No one can describe passion better than geeks and nerds. It probably began as a hobby, then it became a favorite pastime, then a partime unpaid job (because of the hours you spend on it), then you start collecting and learning the jargon, and joining communities of fellow fans.
This is where you shut out almost everything else and fully devote yourself into pursuing and elevating what you love so that it is out in the limelight, looked at by the rest of the world. And the irony of it is, the world probably don’t and won’t ‘get it’. But you do and you don’t care.
Say you don’t want to go full nerd on it; well, here’s the bad news, you can’t stop it or refrain from doing it. It’s always there in your heart and up there at the back of your mind. You can’t switch it off or tone it down. And you won’t stop until you have let it all out or satisfy your craving – be it to draw your next masterpiece, or to write your breakthrough novel, or to redefine an industry. Follow it far enough in your career and your life and something big may come of it.
At least the one thing that everyone could agree on about passion is that it is closely associated with drive, enthusiasm, limitless energy, motivation, the push, etc. Passion can be transformed into raw enthusiasm which is then processed into an internal drive that keeps you going.
Passionate people are almost always ambitious. They want to have a say in the field that they love. They read about it, study it, embrace it and never really escape from it. It is a gift and a curse. And I don’t think everyone has it.
“It is obvious that we can no more explain a passion to a person who has never experienced it than we can explain light to the blind.” – T.S. Elliot
I think about passion the same way that I think about talent. Not everyone is gifted with it. Even if they are, not everyone has the bravery or the opportunity to embrace their passion. In order to survive, most of us prefer to be practical rather than passionate.
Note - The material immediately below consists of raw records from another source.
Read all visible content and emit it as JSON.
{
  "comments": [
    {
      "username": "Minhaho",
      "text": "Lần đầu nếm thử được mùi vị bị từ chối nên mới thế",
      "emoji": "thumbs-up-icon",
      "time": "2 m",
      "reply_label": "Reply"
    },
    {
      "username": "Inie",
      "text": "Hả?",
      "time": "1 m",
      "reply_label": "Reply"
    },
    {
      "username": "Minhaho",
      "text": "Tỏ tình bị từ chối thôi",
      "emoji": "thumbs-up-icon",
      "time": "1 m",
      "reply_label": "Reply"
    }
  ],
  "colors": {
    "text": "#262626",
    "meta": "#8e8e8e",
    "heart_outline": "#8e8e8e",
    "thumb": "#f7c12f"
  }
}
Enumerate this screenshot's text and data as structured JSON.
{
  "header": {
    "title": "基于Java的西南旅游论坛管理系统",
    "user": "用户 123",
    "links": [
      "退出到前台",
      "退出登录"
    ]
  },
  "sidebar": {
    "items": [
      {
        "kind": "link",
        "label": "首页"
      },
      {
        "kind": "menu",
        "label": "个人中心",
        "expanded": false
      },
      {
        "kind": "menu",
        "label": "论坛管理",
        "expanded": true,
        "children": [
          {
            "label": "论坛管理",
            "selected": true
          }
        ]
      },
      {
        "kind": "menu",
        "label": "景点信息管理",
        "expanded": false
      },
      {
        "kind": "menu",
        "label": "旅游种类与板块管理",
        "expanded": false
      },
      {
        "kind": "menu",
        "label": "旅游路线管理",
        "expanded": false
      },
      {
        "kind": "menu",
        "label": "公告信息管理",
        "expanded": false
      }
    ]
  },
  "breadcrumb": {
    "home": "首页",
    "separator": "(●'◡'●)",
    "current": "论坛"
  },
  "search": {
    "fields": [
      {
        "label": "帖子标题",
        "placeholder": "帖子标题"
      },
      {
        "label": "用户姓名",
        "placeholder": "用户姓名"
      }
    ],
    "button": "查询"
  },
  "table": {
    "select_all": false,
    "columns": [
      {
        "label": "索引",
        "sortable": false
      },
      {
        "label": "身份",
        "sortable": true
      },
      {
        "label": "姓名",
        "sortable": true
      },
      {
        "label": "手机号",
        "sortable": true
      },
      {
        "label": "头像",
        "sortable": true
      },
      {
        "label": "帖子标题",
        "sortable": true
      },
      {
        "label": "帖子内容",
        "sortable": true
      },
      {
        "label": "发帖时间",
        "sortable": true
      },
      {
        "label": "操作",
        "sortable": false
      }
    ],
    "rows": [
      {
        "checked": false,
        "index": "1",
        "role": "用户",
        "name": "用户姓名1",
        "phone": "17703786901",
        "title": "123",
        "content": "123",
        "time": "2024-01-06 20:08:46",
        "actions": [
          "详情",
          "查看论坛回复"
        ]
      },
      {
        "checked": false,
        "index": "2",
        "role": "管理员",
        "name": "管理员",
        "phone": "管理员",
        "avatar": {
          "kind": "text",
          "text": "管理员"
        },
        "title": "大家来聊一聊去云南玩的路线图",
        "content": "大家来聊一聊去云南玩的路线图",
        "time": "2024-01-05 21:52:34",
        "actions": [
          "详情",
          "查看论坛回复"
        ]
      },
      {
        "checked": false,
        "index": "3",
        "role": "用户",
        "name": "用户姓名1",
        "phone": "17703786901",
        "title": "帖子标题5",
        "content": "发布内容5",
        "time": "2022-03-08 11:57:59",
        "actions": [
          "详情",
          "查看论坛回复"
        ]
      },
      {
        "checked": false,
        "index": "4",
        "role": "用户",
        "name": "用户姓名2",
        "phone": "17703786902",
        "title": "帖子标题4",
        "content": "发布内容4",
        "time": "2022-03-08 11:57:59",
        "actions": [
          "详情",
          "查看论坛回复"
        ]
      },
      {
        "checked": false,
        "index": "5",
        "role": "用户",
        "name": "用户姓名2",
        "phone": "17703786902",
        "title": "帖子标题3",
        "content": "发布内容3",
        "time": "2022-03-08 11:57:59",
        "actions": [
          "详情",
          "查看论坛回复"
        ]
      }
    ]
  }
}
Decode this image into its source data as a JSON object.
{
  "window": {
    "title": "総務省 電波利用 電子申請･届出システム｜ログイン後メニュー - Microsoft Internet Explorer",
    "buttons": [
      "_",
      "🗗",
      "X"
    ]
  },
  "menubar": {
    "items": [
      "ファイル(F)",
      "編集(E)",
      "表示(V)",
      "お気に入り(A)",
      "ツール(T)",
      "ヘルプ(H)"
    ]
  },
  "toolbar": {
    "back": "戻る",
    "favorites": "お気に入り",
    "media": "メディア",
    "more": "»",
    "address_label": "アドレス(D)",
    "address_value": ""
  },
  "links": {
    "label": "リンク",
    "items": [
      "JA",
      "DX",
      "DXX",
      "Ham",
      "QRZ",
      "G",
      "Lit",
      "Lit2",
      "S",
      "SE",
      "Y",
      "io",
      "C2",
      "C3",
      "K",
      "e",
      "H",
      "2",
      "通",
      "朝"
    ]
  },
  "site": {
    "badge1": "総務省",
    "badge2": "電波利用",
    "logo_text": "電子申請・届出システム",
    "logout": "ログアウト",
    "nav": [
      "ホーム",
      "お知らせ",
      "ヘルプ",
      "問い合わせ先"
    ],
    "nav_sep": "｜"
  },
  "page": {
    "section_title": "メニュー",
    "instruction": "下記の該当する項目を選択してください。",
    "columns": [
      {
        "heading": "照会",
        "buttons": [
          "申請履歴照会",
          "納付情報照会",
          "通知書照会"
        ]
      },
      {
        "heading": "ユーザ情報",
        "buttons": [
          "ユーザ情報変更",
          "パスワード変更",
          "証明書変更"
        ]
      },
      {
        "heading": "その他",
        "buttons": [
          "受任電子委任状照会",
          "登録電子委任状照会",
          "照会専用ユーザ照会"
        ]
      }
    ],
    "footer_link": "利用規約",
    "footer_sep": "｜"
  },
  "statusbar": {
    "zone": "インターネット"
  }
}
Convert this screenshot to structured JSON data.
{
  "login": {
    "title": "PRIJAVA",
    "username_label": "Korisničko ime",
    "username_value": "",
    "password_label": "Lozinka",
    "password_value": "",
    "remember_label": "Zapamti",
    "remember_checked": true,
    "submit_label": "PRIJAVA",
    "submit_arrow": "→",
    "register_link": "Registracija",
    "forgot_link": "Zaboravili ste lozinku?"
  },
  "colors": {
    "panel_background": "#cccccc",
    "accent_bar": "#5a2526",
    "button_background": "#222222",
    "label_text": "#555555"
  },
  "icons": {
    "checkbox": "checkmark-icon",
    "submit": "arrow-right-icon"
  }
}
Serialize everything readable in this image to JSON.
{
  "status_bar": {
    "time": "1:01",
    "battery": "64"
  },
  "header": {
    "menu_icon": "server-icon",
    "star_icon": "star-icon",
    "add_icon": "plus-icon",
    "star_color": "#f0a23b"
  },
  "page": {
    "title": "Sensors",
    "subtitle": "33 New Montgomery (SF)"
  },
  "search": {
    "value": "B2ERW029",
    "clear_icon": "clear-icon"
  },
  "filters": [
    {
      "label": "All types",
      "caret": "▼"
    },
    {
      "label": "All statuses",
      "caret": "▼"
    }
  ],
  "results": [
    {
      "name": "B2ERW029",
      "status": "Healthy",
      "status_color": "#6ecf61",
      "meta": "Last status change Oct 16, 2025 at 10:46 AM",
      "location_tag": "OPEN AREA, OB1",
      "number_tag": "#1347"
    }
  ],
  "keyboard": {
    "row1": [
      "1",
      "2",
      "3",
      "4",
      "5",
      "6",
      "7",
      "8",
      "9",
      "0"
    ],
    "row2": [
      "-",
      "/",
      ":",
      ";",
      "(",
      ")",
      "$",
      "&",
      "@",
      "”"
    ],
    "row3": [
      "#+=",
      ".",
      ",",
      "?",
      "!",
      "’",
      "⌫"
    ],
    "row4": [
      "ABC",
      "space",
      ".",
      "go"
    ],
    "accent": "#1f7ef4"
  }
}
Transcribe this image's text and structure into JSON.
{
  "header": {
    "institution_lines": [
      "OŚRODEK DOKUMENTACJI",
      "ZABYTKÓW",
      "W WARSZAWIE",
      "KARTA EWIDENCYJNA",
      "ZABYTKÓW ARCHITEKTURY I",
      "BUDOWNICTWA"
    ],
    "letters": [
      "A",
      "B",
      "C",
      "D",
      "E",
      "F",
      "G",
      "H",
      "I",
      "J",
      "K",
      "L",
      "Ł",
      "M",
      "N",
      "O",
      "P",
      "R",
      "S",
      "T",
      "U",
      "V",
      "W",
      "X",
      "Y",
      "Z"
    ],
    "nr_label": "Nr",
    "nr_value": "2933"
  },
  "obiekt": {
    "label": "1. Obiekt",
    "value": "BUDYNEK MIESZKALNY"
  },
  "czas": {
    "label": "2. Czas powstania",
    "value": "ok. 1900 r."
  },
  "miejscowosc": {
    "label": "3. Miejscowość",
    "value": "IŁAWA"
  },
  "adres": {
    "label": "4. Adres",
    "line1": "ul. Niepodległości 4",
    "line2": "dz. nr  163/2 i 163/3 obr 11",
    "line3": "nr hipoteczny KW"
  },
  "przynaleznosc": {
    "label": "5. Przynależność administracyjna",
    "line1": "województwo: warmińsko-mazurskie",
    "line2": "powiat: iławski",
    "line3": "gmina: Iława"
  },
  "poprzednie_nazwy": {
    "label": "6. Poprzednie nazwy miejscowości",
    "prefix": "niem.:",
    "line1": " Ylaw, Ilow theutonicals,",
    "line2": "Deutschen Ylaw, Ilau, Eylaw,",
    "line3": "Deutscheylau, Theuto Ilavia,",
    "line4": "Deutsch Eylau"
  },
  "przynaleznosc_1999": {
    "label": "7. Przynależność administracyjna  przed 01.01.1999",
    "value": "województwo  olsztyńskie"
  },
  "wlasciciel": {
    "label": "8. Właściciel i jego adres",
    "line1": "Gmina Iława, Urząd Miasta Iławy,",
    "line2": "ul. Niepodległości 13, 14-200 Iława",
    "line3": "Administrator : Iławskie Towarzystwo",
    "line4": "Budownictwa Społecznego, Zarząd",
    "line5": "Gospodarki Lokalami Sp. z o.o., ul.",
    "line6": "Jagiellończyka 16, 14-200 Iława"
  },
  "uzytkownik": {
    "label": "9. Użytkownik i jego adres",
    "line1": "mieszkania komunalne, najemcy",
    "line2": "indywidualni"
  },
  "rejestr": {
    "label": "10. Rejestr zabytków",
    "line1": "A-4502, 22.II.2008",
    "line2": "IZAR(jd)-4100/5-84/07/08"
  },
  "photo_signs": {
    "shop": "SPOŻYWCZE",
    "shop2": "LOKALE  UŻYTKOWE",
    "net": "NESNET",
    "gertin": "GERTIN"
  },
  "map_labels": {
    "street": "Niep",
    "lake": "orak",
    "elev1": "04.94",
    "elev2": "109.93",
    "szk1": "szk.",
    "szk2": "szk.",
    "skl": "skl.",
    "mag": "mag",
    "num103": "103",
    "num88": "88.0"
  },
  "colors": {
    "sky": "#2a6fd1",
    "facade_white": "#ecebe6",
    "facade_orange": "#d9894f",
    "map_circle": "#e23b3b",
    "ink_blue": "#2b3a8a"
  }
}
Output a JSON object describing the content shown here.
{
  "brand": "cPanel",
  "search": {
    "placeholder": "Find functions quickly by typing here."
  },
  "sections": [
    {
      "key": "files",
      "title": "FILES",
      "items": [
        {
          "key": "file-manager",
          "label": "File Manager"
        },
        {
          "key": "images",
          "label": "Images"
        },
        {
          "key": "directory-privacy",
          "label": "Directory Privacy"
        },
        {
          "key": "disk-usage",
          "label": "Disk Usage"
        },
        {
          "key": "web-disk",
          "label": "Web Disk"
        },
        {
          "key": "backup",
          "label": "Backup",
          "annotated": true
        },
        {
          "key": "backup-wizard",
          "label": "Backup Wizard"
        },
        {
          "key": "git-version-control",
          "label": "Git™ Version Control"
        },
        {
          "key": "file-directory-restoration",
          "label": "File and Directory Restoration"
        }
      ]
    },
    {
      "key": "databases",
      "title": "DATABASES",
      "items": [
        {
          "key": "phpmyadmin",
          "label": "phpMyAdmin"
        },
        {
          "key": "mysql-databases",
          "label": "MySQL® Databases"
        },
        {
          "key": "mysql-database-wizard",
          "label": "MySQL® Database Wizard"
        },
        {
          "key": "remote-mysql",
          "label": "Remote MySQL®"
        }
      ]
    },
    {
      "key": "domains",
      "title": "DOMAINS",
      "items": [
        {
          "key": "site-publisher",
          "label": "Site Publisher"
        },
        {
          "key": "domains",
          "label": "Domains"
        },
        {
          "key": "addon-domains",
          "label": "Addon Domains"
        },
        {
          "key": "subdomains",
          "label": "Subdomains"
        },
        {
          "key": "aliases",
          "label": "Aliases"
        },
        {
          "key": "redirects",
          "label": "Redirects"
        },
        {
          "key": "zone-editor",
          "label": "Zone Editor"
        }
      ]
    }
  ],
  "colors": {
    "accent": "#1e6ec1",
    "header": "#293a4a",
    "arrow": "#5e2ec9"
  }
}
“Get a steady job, buy a car, pay your bills, sign checks, manage accounts.” Don’t get me wrong, it is necessary to have a steady income to pursue your dreams but I don’t believe it when people say, “I am passionate about my work”. Are you working for the money or for what you love? It’s a fine line between the two, but to be technical about it, it’s still a line.
When it comes to passion – a strong emotion of desire – there is a need to be brave enough to both acknowledge and embrace it. Some let their passion take over the wheel and do things that challenge the status quo, push boundaries, wreck tradition and ultimately reshape the world as we knew it. To strive for your passion is to be different from the rest. Take it from astronaut Chris Hadfield who has some pretty good advice to share with youngsters who want to one day go to space like how he did.
Do you have the same level of bravery to embrace your passion?